Aims and Methods of Histories of the Sciences on Moodle

Science Communication

Thu 12noon, weeks 5–8 (4 one-hour seminars)
Jim Secord (leader)

All science is grounded in communication, but the literature in this field has not been as central to the history and philosophy of science as it should be. These seminars will examine a series of key topics in the sociology, philosophy and history of communication: scientific rhetoric and argumentation; genres and material forms; models of communication; audiences and reception; translation and cross-cultural communication. The seminars will be led and presented by Jim Secord, with occasional additional contributions from others. Each session will feature a 20-minute presentation from the organiser, with the rest of the session devoted to discussion and questions based on short readings.

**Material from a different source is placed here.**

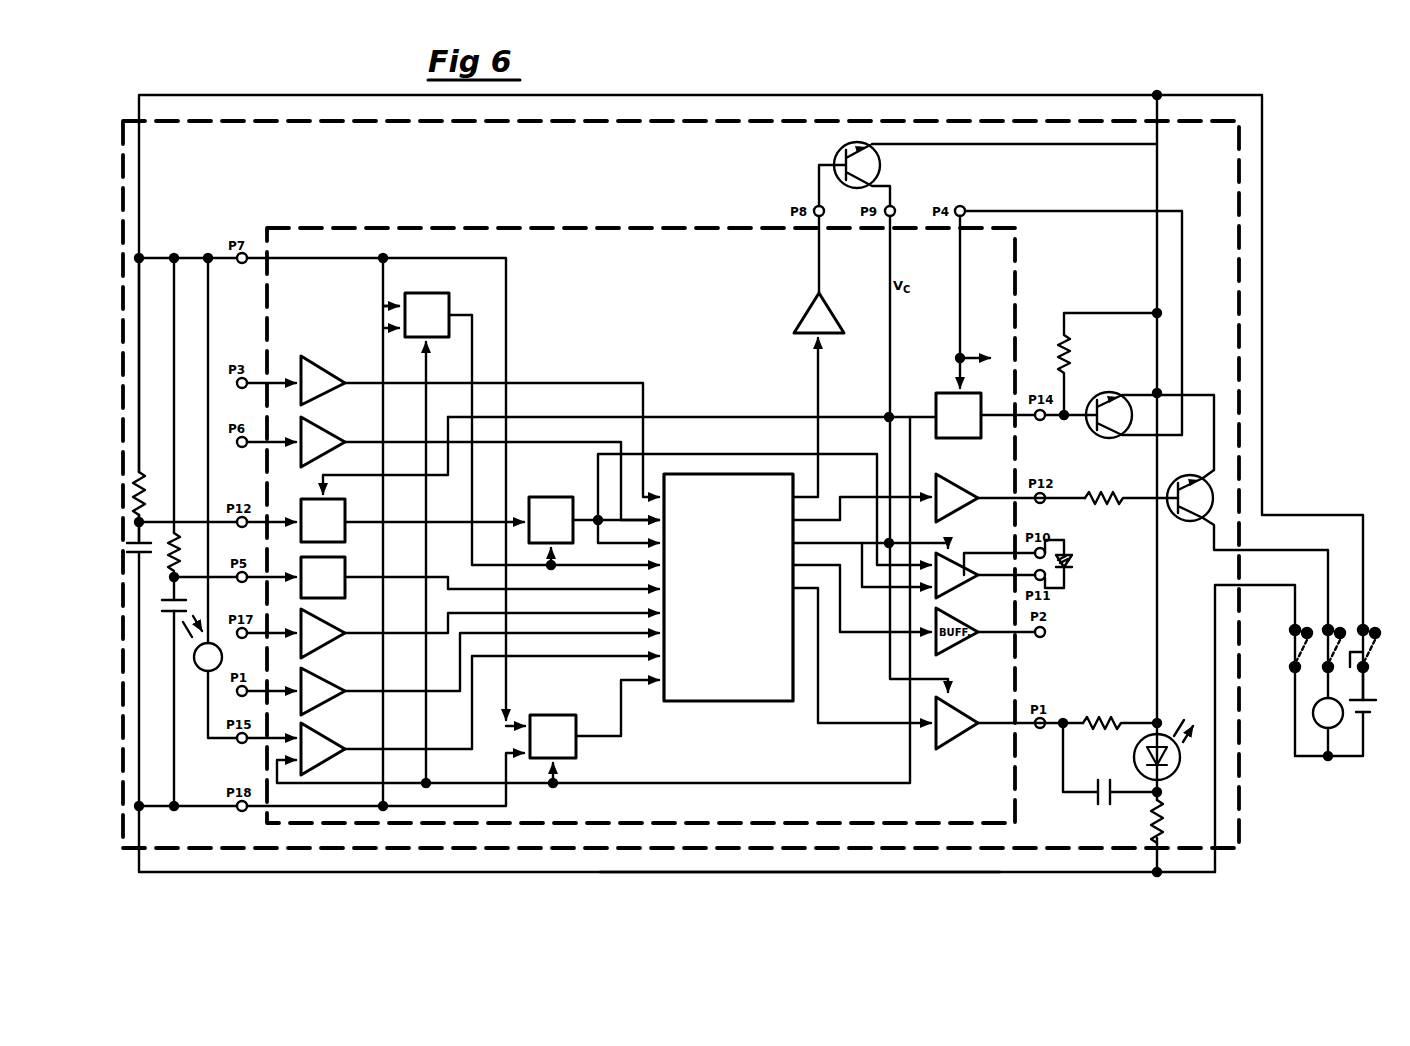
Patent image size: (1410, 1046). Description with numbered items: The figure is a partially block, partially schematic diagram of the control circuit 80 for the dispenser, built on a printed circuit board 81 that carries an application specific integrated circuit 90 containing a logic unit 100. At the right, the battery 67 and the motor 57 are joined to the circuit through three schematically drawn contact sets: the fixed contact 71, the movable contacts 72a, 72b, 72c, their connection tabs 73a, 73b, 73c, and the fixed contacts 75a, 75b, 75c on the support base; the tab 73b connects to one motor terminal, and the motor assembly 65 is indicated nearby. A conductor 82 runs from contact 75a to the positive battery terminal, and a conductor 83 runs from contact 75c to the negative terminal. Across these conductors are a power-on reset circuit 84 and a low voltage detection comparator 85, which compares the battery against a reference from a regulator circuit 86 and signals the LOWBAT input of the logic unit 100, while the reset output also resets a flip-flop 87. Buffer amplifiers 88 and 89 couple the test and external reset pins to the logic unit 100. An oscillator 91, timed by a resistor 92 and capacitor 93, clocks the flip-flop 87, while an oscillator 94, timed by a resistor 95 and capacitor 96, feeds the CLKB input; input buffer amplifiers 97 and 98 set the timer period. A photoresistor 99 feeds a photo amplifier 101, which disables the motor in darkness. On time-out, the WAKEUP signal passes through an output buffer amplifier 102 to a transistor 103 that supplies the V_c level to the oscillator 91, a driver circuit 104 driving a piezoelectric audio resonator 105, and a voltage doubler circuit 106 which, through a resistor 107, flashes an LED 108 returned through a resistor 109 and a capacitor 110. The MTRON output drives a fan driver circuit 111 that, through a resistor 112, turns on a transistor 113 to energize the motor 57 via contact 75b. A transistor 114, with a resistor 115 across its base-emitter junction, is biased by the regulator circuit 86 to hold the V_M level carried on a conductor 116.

Science Communication on Moodle

 

Language Groups

German Therapy

German Therapy is an informal reading group, and all levels are welcome. This is an opportunity, among other things, to understand how Germans turn verbs into nouns and adjectives and back again, create new concepts by combining words and adding various prefixes and suffixes, and always place the verb at the very end of long and complicated sentences made up from a hierarchy of clauses. We will be translating and discussing German sources chosen by participants as relevant to their research, 'bei Kaffee und Kuchen'.

To be added to the mailing list, or to suggest a text, please contact Staffan Müller-Wille (sewm3) and Carolin Schmitz (cs2003).

In Michaelmas Term 2020, the group meets fortnightly on Fridays, 10–11am, on Zoom. The first meeting will be on 23 October, the last meeting on 4 December 2020.

Manchu Therapy

The Manchu Therapy group meets fortnightly on Fridays, starting on 30 October, from 11am to 12noon on Zoom.

Manchu Therapy is an informal group for those who have an interest in the Manchu language, or who are working with Manchu documents, to learn more and improve their reading skills. (See this brief description of the Manchus and the Manchu language.) Every other week, we will meet to read texts together. All are welcome.

For more information or to be added to the mailing list, please contact Mary Brazelton.

Latin Therapy

Latin Therapy is an informal reading group. All levels of Latin are very welcome. We meet to translate and discuss a text from the history of science, technology or medicine. This is an opportunity to brush up your Latin by regular practice, and if a primary source is giving you grief, we'd love to help you make sense of it over tea and biscuits!

To be added to the mailing list, or to suggest a text, please contact Arthur Harris.

We meet weekly, Fridays from 3.00 to 4.30pm, on Zoom. The first meeting will be Friday 9 October.